Мысли Ингхэма вернулись к Ине. Он был рад, что теперь они достаточно взрослые, чтобы знать цену нежности и утратить часть свойственной юности самоуверенности и эгоцентризма. Они как два мира, похожих и непохожих одновременно, сложных, но способных объясниться друг с другом и, как он надеялся, многое дать друг другу. Ему на память пришло несколько заметок из его блокнота о чувстве идентичного и индивидуального, которые он сделал для своей книги. (Так вышло, что он пока их не использовал.) Ему очень хотелось прочесть некоторые строки Ине. Интересно, что бы она сказала на это? Один отрывок он выписал из прочитанной им книги. В нем говорилось о детях из многодетных семейств, обучавшихся в одной из американских начальных школ. Эти дети, жившие в битком набитых домах, почти не знали радости — ни в жизни, ни в учебе. Но потом в школе им выдали по маленькому зеркальцу, в котором они могли видеть себя.
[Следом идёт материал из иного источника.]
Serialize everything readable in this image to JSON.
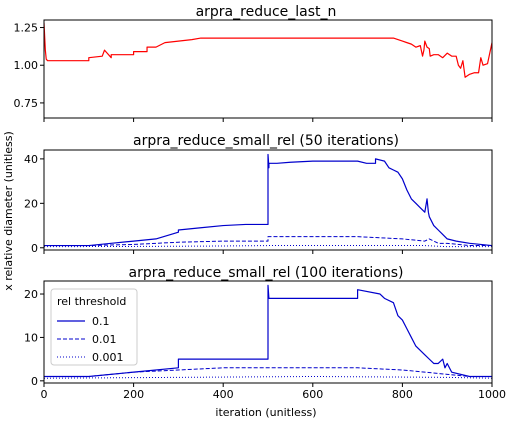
{
  "figure": {
    "ylabel": "x relative diameter (unitless)",
    "xlabel": "iteration (unitless)"
  },
  "chart_data": [
    {
      "type": "line",
      "title": "arpra_reduce_last_n",
      "xlim": [
        0,
        1000
      ],
      "ylim": [
        0.65,
        1.3
      ],
      "xticks": [
        0,
        200,
        400,
        600,
        800,
        1000
      ],
      "xtick_labels": [],
      "yticks": [
        0.75,
        1.0,
        1.25
      ],
      "ytick_labels": [
        "0.75",
        "1.00",
        "1.25"
      ],
      "series": [
        {
          "color": "#ff0000",
          "dash": "solid",
          "x": [
            0,
            3,
            5,
            8,
            100,
            100,
            130,
            135,
            150,
            150,
            200,
            200,
            230,
            230,
            250,
            270,
            300,
            330,
            350,
            400,
            500,
            600,
            700,
            750,
            780,
            790,
            800,
            810,
            820,
            830,
            840,
            845,
            848,
            850,
            855,
            860,
            862,
            870,
            880,
            890,
            900,
            910,
            920,
            925,
            930,
            935,
            940,
            950,
            960,
            970,
            975,
            980,
            990,
            1000
          ],
          "y": [
            1.28,
            1.1,
            1.04,
            1.03,
            1.03,
            1.05,
            1.06,
            1.1,
            1.05,
            1.07,
            1.07,
            1.09,
            1.09,
            1.12,
            1.12,
            1.15,
            1.16,
            1.17,
            1.18,
            1.18,
            1.18,
            1.18,
            1.18,
            1.18,
            1.18,
            1.17,
            1.16,
            1.15,
            1.14,
            1.12,
            1.13,
            1.06,
            1.1,
            1.16,
            1.12,
            1.11,
            1.06,
            1.07,
            1.07,
            1.05,
            1.08,
            1.06,
            1.06,
            1.0,
            0.98,
            1.03,
            0.92,
            0.94,
            0.95,
            0.95,
            1.05,
            1.0,
            1.01,
            1.15
          ]
        }
      ]
    },
    {
      "type": "line",
      "title": "arpra_reduce_small_rel (50 iterations)",
      "xlim": [
        0,
        1000
      ],
      "ylim": [
        -1,
        44
      ],
      "xticks": [
        0,
        200,
        400,
        600,
        800,
        1000
      ],
      "xtick_labels": [],
      "yticks": [
        0,
        20,
        40
      ],
      "ytick_labels": [
        "0",
        "20",
        "40"
      ],
      "series": [
        {
          "color": "#0000cc",
          "dash": "solid",
          "x": [
            0,
            100,
            150,
            200,
            250,
            300,
            300,
            350,
            400,
            450,
            500,
            500,
            502,
            502,
            520,
            550,
            600,
            700,
            720,
            740,
            740,
            760,
            770,
            780,
            790,
            800,
            810,
            820,
            830,
            840,
            850,
            855,
            858,
            860,
            870,
            880,
            890,
            900,
            920,
            950,
            1000
          ],
          "y": [
            1,
            1,
            2,
            3,
            4,
            7,
            8,
            9,
            10,
            10.5,
            10.5,
            42,
            36,
            38,
            38,
            38.5,
            39,
            39,
            38,
            38,
            40,
            39,
            36,
            35,
            34,
            31,
            26,
            22,
            20,
            18,
            16,
            22,
            16,
            14,
            10,
            8,
            6,
            4,
            3,
            2,
            1
          ]
        },
        {
          "color": "#0000cc",
          "dash": "dashed",
          "x": [
            0,
            100,
            200,
            300,
            400,
            500,
            500,
            600,
            700,
            800,
            850,
            860,
            880,
            900,
            950,
            1000
          ],
          "y": [
            1,
            1,
            1.5,
            2.5,
            3,
            3,
            5,
            5,
            5,
            4,
            3,
            4,
            2,
            2,
            1,
            1
          ]
        },
        {
          "color": "#0000cc",
          "dash": "dotted",
          "x": [
            0,
            200,
            400,
            500,
            700,
            850,
            900,
            1000
          ],
          "y": [
            0.5,
            0.6,
            0.8,
            1,
            1,
            1,
            0.5,
            0.5
          ]
        }
      ]
    },
    {
      "type": "line",
      "title": "arpra_reduce_small_rel (100 iterations)",
      "xlim": [
        0,
        1000
      ],
      "ylim": [
        -0.5,
        23
      ],
      "xticks": [
        0,
        200,
        400,
        600,
        800,
        1000
      ],
      "xtick_labels": [
        "0",
        "200",
        "400",
        "600",
        "800",
        "1000"
      ],
      "yticks": [
        0,
        10,
        20
      ],
      "ytick_labels": [
        "0",
        "10",
        "20"
      ],
      "legend": {
        "title": "rel threshold",
        "position": "upper-left",
        "entries": [
          "0.1",
          "0.01",
          "0.001"
        ]
      },
      "series": [
        {
          "name": "0.1",
          "color": "#0000cc",
          "dash": "solid",
          "x": [
            0,
            100,
            200,
            300,
            300,
            400,
            500,
            500,
            502,
            502,
            600,
            700,
            700,
            750,
            760,
            780,
            790,
            800,
            810,
            820,
            830,
            840,
            850,
            860,
            870,
            880,
            890,
            895,
            900,
            910,
            950,
            1000
          ],
          "y": [
            1,
            1,
            2,
            3,
            5,
            5,
            5,
            22,
            19,
            19,
            19,
            19,
            21,
            20,
            19,
            18,
            15,
            14,
            12,
            10,
            8,
            7,
            6,
            5,
            4,
            4,
            5,
            3,
            4,
            2,
            1,
            1
          ]
        },
        {
          "name": "0.01",
          "color": "#0000cc",
          "dash": "dashed",
          "x": [
            0,
            100,
            200,
            300,
            400,
            500,
            600,
            700,
            800,
            850,
            900,
            950,
            1000
          ],
          "y": [
            1,
            1,
            2,
            2.5,
            3,
            3,
            3,
            3,
            2.5,
            2,
            1.5,
            1,
            1
          ]
        },
        {
          "name": "0.001",
          "color": "#0000cc",
          "dash": "dotted",
          "x": [
            0,
            300,
            600,
            900,
            1000
          ],
          "y": [
            0.6,
            0.8,
            1,
            0.8,
            0.6
          ]
        }
      ]
    }
  ]
}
И с тех пор каждый ребенок осознал, что он личность, не похожая на других, с собственным, не похожим на других, лицом. С этого момента внутренний мир каждого ребенка разительно изменился.
Ингхэм резко почувствовал, как сильно угнетает Ину трагедия Джои, всю ту тоску и боль, которую болезнь брата причиняла ей всякий раз, когда она смотрела на него или думала о нем — даже в самые счастливые моменты. А теперь еще эта загадочная, возможно неразрешимая проблема чрезмерной привязанности к ней Джои. И эта тяжесть, эта боль, словно маленький хищный зверек, взобралась Ингхэму на спину, пригнула вниз, вонзив в тело свои острые когти. Он резко вскочил с постели.
Его охватило желание немедленно ехать к Ине, успокоить ее, сказать, что они поженятся, остаться с ней до утра, строить с ней планы на будущее, думать о том, чем они займутся, когда их тунисский период закончится. Он посмотрел на часы. Три восемнадцать. Пустят ли его в отель? Разумеется, пустят, если как следует постучать в дверь. Не рассердится ли она? А может, растеряется? Но то, что он собирается ей сказать, настолько важно для них обоих, что стоит ночного беспокойства. Он медлил. Почему же он колеблется — идти или нет? Интересно, стал бы он раздумывать, будь ему двадцать пять или даже тридцать?
Наконец он пришел к заключению, что ему не следует идти к ней так поздно, — если бы она жила в доме одна, тогда да. Но Ина жила в отеле.
Он взбодрил себя мыслью о завтрашнем дне. Он увидит ее за ленчем. Он намекнет Иенсену, что ему крайне важно побыть с ней вдвоем, и Иенсен не станет возражать. И тогда он скажет ей обо всем и сделает предложение. Он вернется в Америку вместе с ней или, может, вслед за ней, и, возможно, уже через месяц они подыщут в Нью-Йорке квартиру для них обоих. Она оставит свой бруклинский дом и будет жить вместе с ним в Манхэттене. Эта мысль привела его в возбуждение. Он снова лег в постель, но прошло не менее получаса, пока он наконец заснул.